Haïti : près d’une centaine de morts en quinze jours, chronique d’un État défaillant
En moins de deux semaines, Haïti a replongé dans l’horreur. Environ une centaine de vies fauchées, entre violences armées et catastrophe humaine, dans un pays où l’absence de l’État n’est plus une simple critique politique, mais une réalité tragique. Deux événements récents, le massacre dans l’Artibonite et le drame survenu à la Citadelle Laferrière, illustrent avec brutalité l’effondrement des mécanismes de protection publique.
Fin mars 2026, la région de l’Artibonite s’est transformée en zone de terreur. Au moins 70 personnes ont été tuées, plus de 30 autres blessées, tandis que près de 6 000 habitants ont fui leurs localités, notamment Jean Denis et Pont-Sondé, après des attaques attribuées à des groupes armés. Ces chiffres, rapportés par des organisations de défense des droits humains, traduisent une réalité accablante. Des territoires entiers échappent au contrôle des autorités, laissant les populations à la merci des gangs. L’absence d’intervention rapide et efficace des forces de l’ordre soulève une question centrale : l’État est-il encore en mesure d’assurer la sécurité de ses citoyens ?
Quelques jours plus tard, le samedi 11 avril 2026, un autre drame est venu endeuiller le pays. À la Citadelle Laferrière, une affluence exceptionnelle a provoqué une situation de congestion humaine qui a viré à la panique. Des cas d’asphyxie, de piétinement et de pertes de conscience ont été enregistrés. Le bilan provisoire fait état d’environ 30 morts, de dizaines de blessés et de plusieurs disparus.

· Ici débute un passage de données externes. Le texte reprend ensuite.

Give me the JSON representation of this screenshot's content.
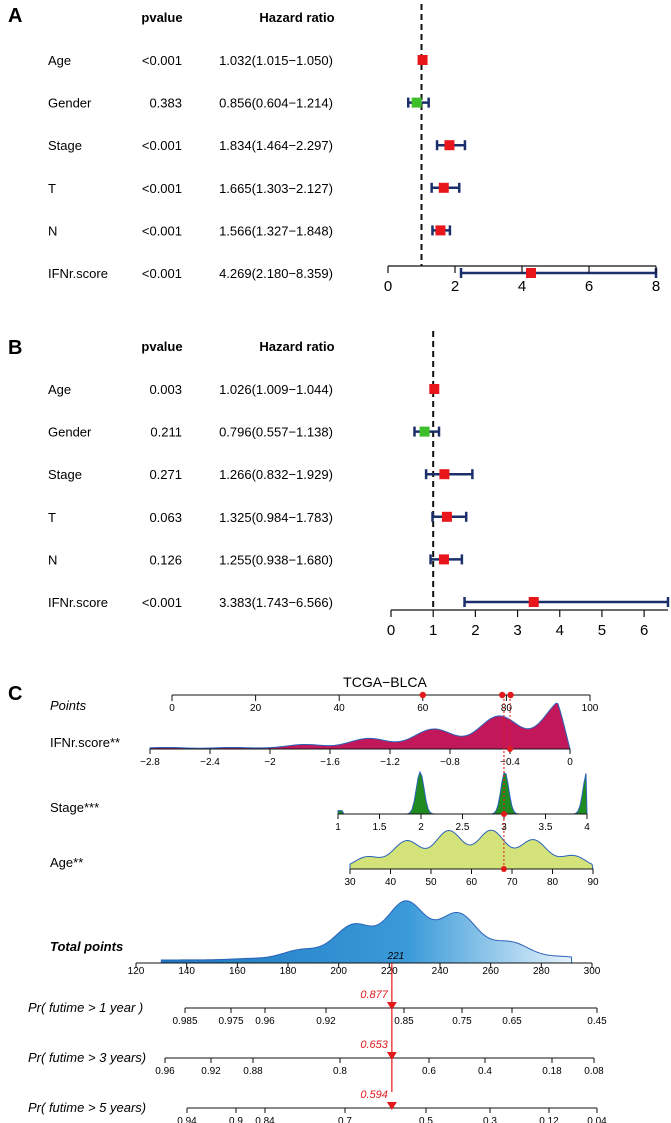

Ce qui devait être un moment de rassemblement et de fierté nationale s’est transformé en tragédie.
Ce drame ne peut être réduit à un simple accident. Il met en évidence de graves lacunes dans l’organisation et la gestion des foules. L’absence de dispositifs adéquats de sécurité, de contrôle et d’intervention rapide démontre une fois de plus les limites des autorités dans la prévention des risques majeurs. Dans un site aussi symbolique et fréquenté, un minimum de planification aurait pu éviter le pire.
Ces deux événements, bien que différents, révèlent une même réalité. L’État haïtien faillit à ses responsabilités essentielles. D’un côté, il ne parvient pas à contenir la violence des groupes armés. De l’autre, il échoue à encadrer des rassemblements publics pourtant prévisibles. Dans les deux cas, les conséquences sont dramatiques et les pertes humaines considérables.
Au-delà des chiffres, ce sont des familles détruites, des communautés déplacées et une population plongée dans l’angoisse. Dans l’Artibonite comme au Cap-Haïtien, les survivants témoignent d’un sentiment d’abandon profond. L’absence de réponse rapide, coordonnée et efficace renforce l’idée d’un pays livré à lui-même.
Cette succession de tragédies en un laps de temps aussi court ne peut être ignorée. Elle met en lumière une crise structurelle qui dépasse les événements eux-mêmes. Tant que des mesures sérieuses ne seront pas prises pour rétablir la sécurité, renforcer les institutions et anticiper les risques, de tels drames continueront de se produire.
Car aujourd’hui, en Haïti, ce n’est pas seulement la violence ou l’impréparation qui tuent. C’est aussi, et surtout, l’absence de l’État.